Face ao exposto, deverá o presente Recurso ser considerado procedente, e em consequência deverá o Douto Despacho Recorrido ser revogado, por violar o exercício do contraditório, devendo ser substituído por outro que, após prévia notificação, determine a audição de arguido sobre as razões de seu incumprimento.

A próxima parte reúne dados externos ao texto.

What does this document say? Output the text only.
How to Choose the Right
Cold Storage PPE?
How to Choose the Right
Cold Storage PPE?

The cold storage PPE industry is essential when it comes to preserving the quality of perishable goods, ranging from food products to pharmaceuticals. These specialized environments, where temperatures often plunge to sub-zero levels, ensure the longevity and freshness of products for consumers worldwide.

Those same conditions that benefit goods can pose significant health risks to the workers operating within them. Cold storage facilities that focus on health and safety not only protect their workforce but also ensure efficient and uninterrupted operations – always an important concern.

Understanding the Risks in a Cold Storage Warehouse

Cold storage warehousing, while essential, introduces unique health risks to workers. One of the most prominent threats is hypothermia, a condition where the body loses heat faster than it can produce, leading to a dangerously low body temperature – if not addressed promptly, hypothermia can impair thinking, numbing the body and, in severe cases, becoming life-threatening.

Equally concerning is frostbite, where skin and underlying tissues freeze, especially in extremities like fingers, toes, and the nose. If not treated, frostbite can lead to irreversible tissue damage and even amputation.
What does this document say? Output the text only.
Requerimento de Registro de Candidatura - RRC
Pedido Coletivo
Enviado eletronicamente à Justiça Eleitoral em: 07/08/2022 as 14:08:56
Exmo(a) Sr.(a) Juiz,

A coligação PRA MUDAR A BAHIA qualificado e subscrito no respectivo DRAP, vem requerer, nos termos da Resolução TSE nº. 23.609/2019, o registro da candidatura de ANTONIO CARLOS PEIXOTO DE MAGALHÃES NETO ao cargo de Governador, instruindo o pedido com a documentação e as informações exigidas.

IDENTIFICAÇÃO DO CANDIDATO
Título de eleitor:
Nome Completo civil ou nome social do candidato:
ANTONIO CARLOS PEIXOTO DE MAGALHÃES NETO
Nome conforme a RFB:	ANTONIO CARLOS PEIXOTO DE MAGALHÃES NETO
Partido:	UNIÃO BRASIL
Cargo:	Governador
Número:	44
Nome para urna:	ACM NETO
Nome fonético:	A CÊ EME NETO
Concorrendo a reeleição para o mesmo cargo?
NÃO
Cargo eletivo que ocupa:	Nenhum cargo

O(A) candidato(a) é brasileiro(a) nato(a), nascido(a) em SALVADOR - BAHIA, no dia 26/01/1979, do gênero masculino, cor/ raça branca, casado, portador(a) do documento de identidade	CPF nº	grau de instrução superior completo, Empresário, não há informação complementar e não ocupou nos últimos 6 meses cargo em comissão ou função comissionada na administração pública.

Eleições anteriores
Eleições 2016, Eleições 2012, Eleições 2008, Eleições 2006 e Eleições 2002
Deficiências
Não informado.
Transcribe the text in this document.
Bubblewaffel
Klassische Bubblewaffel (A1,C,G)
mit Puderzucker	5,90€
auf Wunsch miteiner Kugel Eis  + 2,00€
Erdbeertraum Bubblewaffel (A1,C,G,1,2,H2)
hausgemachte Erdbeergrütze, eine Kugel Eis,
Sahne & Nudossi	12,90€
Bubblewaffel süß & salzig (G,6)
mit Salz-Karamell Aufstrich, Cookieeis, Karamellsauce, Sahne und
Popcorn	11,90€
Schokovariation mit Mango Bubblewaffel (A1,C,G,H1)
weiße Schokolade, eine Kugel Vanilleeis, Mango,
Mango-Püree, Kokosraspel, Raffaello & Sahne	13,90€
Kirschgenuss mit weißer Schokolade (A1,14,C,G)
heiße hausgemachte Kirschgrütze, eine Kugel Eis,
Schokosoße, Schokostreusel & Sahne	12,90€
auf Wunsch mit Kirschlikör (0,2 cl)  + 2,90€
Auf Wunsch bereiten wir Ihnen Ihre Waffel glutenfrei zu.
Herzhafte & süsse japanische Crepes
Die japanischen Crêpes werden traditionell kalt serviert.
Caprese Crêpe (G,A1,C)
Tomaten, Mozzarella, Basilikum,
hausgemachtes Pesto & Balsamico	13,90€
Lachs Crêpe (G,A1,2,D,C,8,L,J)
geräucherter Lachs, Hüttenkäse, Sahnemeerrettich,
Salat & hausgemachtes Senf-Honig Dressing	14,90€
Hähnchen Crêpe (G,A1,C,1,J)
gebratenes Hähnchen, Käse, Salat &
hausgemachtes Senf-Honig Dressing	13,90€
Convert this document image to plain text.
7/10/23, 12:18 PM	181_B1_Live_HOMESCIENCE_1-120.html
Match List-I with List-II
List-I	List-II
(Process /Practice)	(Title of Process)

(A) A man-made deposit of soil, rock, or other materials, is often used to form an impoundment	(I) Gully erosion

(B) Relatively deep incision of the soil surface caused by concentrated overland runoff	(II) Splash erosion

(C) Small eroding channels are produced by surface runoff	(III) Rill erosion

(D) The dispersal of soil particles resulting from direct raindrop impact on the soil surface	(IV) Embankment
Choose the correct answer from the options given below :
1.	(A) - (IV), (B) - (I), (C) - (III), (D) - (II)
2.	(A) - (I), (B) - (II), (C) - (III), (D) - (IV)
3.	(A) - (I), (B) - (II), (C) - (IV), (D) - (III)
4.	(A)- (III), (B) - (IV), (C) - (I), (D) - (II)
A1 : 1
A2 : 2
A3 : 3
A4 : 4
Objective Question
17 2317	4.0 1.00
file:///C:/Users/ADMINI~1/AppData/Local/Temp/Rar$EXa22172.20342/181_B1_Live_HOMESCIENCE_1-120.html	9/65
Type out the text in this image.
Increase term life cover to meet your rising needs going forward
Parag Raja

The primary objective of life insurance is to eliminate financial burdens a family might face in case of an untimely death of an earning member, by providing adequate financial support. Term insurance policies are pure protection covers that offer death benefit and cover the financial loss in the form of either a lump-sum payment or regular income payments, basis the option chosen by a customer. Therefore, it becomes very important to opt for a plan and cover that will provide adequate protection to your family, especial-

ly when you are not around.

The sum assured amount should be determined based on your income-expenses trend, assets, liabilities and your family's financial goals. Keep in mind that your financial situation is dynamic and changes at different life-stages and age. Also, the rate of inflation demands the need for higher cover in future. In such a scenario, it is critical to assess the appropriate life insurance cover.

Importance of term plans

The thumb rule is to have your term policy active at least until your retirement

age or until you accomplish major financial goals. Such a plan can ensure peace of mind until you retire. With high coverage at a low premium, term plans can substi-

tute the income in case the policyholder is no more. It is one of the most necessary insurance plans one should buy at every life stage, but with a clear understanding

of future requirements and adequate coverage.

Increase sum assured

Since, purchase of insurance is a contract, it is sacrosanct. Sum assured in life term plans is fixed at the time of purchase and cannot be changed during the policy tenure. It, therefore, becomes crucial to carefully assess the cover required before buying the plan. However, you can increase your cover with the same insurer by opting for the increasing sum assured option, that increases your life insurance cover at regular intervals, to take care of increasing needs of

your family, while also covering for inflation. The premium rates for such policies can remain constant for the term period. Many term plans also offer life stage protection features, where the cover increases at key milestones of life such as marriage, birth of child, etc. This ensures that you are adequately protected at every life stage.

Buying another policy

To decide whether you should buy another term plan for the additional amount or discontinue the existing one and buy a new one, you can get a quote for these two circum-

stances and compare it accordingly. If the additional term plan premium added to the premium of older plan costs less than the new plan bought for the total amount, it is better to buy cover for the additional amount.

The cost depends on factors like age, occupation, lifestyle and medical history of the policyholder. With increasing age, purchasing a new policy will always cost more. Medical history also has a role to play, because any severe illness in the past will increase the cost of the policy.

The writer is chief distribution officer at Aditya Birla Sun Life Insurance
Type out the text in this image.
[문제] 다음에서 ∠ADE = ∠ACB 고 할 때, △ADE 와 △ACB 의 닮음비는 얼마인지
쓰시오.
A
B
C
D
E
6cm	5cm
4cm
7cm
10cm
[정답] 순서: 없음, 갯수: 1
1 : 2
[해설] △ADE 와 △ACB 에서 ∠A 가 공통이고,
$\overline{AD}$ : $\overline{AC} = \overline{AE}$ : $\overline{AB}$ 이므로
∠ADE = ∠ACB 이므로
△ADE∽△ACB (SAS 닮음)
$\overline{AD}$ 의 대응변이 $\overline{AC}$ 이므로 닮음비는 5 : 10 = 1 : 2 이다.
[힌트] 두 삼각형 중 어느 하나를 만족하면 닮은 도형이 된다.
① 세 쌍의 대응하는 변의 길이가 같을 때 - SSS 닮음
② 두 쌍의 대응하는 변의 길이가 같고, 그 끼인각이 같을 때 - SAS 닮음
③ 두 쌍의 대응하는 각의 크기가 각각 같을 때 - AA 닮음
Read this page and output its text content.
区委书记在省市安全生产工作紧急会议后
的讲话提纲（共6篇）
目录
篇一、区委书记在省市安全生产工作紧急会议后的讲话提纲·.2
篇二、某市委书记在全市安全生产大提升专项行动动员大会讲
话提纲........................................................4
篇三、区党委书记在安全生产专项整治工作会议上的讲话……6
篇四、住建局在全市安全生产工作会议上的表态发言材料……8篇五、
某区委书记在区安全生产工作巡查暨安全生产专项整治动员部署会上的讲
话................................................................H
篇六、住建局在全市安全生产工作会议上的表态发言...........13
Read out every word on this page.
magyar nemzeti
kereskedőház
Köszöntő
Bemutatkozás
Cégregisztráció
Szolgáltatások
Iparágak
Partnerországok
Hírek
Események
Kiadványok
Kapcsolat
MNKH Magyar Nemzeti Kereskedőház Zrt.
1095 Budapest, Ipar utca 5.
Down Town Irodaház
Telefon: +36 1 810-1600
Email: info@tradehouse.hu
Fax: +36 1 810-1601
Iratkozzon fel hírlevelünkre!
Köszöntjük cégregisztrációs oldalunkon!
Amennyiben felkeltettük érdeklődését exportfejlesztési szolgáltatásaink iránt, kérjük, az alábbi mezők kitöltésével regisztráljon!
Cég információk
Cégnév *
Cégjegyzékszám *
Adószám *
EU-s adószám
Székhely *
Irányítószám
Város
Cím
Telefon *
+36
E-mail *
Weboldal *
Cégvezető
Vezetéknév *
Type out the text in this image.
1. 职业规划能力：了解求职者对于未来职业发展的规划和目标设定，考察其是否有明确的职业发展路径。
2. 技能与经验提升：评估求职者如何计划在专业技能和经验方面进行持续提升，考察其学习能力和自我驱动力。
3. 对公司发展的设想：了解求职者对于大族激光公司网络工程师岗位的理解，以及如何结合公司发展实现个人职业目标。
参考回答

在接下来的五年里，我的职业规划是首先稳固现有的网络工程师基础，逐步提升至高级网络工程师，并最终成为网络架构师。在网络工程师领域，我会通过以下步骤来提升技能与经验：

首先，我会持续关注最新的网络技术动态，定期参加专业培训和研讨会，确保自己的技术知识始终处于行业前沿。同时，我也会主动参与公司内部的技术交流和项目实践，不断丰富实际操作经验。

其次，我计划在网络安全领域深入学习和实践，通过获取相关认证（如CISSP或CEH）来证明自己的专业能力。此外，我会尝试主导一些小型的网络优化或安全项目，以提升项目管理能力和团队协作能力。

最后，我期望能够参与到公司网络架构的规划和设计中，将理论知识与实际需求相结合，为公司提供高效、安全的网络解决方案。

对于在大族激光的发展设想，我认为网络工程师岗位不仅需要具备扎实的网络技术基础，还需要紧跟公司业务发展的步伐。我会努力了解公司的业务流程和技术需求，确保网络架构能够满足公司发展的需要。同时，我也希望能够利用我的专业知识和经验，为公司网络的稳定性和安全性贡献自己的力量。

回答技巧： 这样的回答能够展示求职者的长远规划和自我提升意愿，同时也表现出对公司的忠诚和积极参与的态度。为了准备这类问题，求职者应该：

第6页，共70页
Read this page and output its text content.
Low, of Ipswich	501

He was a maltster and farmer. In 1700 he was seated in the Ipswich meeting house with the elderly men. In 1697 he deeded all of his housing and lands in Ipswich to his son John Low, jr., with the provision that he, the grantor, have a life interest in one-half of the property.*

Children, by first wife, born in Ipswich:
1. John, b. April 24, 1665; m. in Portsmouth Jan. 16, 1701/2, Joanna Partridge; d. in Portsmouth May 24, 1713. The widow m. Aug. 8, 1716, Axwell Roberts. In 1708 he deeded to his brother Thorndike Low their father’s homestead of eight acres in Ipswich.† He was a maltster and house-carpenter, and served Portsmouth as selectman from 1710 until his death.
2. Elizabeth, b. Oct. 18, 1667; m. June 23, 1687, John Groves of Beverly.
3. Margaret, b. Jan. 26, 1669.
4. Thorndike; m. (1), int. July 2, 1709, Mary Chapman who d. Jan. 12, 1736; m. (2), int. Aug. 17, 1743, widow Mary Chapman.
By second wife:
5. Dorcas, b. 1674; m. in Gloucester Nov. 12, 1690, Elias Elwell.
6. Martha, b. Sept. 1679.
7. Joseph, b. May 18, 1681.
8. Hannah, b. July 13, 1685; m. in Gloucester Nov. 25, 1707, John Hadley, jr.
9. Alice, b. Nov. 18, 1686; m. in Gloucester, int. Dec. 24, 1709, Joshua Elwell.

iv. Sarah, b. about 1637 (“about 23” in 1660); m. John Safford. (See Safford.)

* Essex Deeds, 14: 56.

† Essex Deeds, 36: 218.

3. O recurso foi admitido, a subir imediatamente, nos próprios autos e com efeito suspensivo, a que respondeu o Ministério Público, concluindo:
1. Não se conformando com o despacho judicial recorrido, proferido no dia 5/6/2020, no qual o Tribunal a quo converteu a pena de 150 dias de multa, à taxa diária de 5 €, aplicada ao Arguido por sentença transitada em julgado, em 20 dias de prisão subsidiária, veio o Arguido/Condenado interpor o presente recurso, alegando, em síntese, que não foi assegurada a possibilidade de exercício do contraditório, não tendo o Condenado sido notificado para se pronunciar quanto à promoção de conversão efetuada pelo MP, nem para justificar o motivo do não pagamento, o que, no seu entender, acarreta a nulidade insanável do despacho recorrido, nos termos previstos no art. 119° do CPP.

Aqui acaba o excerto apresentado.